In the first edition, Irving estimated that the two Royal Air Force raids and the first U.S. Army Air Forces raid combined were "estimated authoritatively to have killed more than 135,000 of the population [of Dresden]..." and the "documentation suggests very strongly that the figure was certainly between a minimum of 100,000 and a maximum of 250,000". (Note: An authoritative independent investigation commissioned by the city council of Dresden in 2010 reported a maximum of 25,000 victims (Neutzner 2010).) In 1965, General Ira C. Eaker identified the number as 135,000.

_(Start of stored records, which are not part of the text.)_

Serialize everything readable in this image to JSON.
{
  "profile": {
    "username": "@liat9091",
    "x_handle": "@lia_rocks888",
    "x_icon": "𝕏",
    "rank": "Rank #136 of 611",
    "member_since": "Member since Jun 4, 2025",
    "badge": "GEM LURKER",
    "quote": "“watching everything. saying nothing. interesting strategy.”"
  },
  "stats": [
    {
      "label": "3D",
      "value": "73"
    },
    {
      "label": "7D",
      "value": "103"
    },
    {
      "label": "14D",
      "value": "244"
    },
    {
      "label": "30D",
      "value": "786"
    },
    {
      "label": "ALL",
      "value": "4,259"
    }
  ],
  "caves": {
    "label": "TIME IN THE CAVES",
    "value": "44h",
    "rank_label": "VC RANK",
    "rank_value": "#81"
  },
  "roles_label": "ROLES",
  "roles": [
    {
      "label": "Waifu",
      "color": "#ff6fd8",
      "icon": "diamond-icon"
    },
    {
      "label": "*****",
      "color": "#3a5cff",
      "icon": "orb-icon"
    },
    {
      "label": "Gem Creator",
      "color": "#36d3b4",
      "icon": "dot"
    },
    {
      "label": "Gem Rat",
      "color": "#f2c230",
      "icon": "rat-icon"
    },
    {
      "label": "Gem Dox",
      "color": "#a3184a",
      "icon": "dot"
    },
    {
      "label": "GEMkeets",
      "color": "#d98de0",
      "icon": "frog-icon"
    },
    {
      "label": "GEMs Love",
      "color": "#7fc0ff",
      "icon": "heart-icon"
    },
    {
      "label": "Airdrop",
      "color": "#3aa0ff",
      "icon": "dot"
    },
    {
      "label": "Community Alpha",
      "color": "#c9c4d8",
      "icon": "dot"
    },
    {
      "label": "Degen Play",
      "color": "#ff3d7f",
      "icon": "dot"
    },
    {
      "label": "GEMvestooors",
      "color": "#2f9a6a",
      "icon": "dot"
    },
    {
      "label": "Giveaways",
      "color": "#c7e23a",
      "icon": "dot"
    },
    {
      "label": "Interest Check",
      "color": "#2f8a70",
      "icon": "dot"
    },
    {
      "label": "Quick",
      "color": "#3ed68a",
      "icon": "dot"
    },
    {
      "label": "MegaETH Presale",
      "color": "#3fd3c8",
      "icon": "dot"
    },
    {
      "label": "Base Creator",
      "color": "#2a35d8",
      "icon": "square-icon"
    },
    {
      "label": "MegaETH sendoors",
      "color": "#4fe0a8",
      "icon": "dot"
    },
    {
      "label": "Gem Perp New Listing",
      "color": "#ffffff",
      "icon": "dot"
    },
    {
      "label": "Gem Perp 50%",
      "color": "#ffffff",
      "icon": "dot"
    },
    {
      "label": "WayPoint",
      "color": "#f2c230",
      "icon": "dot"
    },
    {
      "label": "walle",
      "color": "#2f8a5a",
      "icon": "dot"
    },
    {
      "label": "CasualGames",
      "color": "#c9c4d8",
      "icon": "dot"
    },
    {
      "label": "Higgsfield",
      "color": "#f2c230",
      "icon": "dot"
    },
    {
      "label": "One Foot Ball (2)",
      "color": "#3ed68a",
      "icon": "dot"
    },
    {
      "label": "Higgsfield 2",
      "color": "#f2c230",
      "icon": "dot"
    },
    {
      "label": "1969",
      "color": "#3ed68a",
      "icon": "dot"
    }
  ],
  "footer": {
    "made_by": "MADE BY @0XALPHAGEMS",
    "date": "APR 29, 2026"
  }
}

Irving's first edition figures became widely accepted and were used in many standard reference works. In later editions of the book over the next three decades, he gradually adjusted the figure to:
- In the 1971 edition, the three raids "estimated authoritatively to have killed more than 100,000 of the population...".
- In the 1995 edition, the three raids "cost the lives of between fifty and one hundred thousand inhabitants....". Richard J. Evans states that "Elsewhere he dropped the lower figure and said the attack cost 'up to a hundred thousand people their lives'".

According to Evans, an expert witness for the defence at the 2000 libel trial of Deborah Lipstadt, Irving based his estimates of the dead at Dresden on the word of one individual, Hans Voigt, who provided no supporting documentation, used a document forged by the Nazis, and described one witness named Max Funfack as Dresden's Deputy Chief Medical Officer. Funfack had made it clear by letter to Irving on 19 January 1965 that he had not been either the Chief or Deputy Chief Medical Officer in Dresden, that he had no knowledge of any documentation about the number of people who were killed in the bombing, and during the war he had only heard rumours, which varied greatly, over the number of people who were killed in the raids.

==Influence on literature==
The writer Kurt Vonnegut (who witnessed the bombing of Dresden from the basement of a slaughterhouse as a prisoner of war) used The Destruction of Dresden as a source for the 1969 novel Slaughterhouse Five and the 1962 novel Mother Night, in the latter he wrote that he emerged from the slaughterhouse to discover that "135,000 Hansels and Gretels had been baked like gingerbread men".